In effect, while it eventually boils down to the numbers that bidder manages to put, segregation of bids allow BCCI to look into revenue maximization. Therefore both – consolidated and breakdown bids – have serious potential.
Star, given the vast Indian and global base at its disposal – from television and digital perspective – is expected to put a global bid and the reasons are clear. A global bid allows star to monetize across territories. That aside, the overall digital growth is tremendous and will allow a global player like Star – with a platform like Hotstarand a massive market in the west to either consolidate revenue streams or do year-on-year deals.

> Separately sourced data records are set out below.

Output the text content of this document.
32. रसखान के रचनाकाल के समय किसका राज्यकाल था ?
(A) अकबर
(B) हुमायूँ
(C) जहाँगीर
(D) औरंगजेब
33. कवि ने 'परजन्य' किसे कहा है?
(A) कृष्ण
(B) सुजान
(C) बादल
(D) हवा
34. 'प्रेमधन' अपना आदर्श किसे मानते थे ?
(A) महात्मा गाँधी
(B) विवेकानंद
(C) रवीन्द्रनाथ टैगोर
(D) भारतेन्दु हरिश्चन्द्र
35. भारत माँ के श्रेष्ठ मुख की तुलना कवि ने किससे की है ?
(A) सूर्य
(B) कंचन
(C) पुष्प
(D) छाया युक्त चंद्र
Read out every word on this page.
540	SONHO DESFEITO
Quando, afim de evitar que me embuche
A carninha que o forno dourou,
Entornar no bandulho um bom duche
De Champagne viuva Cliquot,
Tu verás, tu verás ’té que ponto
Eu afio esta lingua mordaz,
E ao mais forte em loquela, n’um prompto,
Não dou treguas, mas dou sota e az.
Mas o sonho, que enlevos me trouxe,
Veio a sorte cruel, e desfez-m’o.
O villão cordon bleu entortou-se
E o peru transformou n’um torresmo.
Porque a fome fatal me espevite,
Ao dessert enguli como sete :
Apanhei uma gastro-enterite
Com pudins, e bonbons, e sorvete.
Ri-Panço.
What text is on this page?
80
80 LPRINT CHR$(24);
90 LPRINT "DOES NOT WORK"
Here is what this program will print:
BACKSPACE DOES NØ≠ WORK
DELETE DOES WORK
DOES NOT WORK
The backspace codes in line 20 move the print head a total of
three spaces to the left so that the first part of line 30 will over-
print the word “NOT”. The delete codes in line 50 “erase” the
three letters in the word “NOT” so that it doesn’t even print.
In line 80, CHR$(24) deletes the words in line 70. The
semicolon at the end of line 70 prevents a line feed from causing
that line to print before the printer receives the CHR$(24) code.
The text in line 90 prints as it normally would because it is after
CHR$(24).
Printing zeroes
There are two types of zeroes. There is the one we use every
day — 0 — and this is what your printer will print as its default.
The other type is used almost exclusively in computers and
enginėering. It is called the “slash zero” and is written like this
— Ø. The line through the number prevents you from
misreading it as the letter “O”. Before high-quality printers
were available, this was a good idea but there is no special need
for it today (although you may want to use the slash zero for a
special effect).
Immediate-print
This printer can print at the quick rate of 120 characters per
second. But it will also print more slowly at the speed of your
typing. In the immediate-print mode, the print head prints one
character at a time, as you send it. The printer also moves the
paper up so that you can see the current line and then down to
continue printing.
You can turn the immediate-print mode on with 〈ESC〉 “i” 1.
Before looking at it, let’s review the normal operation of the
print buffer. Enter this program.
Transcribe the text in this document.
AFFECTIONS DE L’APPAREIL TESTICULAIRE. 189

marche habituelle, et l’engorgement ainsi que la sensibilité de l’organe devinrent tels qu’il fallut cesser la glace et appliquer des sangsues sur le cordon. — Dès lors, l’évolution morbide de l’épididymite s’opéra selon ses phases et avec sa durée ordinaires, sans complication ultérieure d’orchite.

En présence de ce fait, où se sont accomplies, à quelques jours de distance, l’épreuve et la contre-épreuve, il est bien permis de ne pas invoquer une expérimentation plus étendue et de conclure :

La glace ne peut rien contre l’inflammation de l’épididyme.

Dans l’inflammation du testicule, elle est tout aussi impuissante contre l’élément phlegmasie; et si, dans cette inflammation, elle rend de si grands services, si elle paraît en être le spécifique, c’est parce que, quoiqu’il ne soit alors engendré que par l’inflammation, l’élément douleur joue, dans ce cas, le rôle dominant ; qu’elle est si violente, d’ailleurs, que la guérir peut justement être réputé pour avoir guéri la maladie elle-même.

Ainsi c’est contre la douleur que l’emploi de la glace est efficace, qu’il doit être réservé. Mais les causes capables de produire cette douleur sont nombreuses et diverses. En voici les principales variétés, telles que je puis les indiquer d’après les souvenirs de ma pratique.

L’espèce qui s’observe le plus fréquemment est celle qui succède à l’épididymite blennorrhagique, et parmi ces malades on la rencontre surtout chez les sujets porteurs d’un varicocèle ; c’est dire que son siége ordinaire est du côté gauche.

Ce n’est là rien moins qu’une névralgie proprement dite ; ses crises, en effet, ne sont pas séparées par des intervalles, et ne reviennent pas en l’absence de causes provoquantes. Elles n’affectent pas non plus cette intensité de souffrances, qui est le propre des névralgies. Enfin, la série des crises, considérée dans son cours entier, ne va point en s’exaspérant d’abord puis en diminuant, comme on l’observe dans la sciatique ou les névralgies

Contrarily, a breakdown bid has a completely different perspective because an accepted view is also that ‘Media is leveraged and exploited in local markets and not globally, which essentially means, if you have a business, then bid for that market’. There are those who are certain that BCCI has been ‘unintelligent’ in asking for a consolidated bid.
Nevertheless, here’s where the Catch-22 begins to ring in as far as Star and Sony are concerned. For the sake of simplifying matters, here’s an analogy. Assume there’s a full grown tree on sale and has a lot on offer for prospective buyers. There are several bidders interested in buying different parts of that tree. Some want the trunk, others the roots, many the fruits and leaves. Among all these bidders, only Star desperately needs the entire tree.
It is for this reason – to counter Star’s global bid – that Sony Pictures may submit two separate bids for the rights, consolidated and breakdown, simply leaving nothing to chance.
Given Star’s global reign in cricket – ICC and Indian cricket rights included – losing IPL rights will still keep them in business.
However, if Sony let go of India sub-continent rights – one they’ve held for a decade now – it will lend a massive blow to their sports network cluster, one that first began with their entry through the IPL in 2008. The current IPL rights holders have little interest in digital and Rest of the World but it’s the India market they’re desperately fighting for.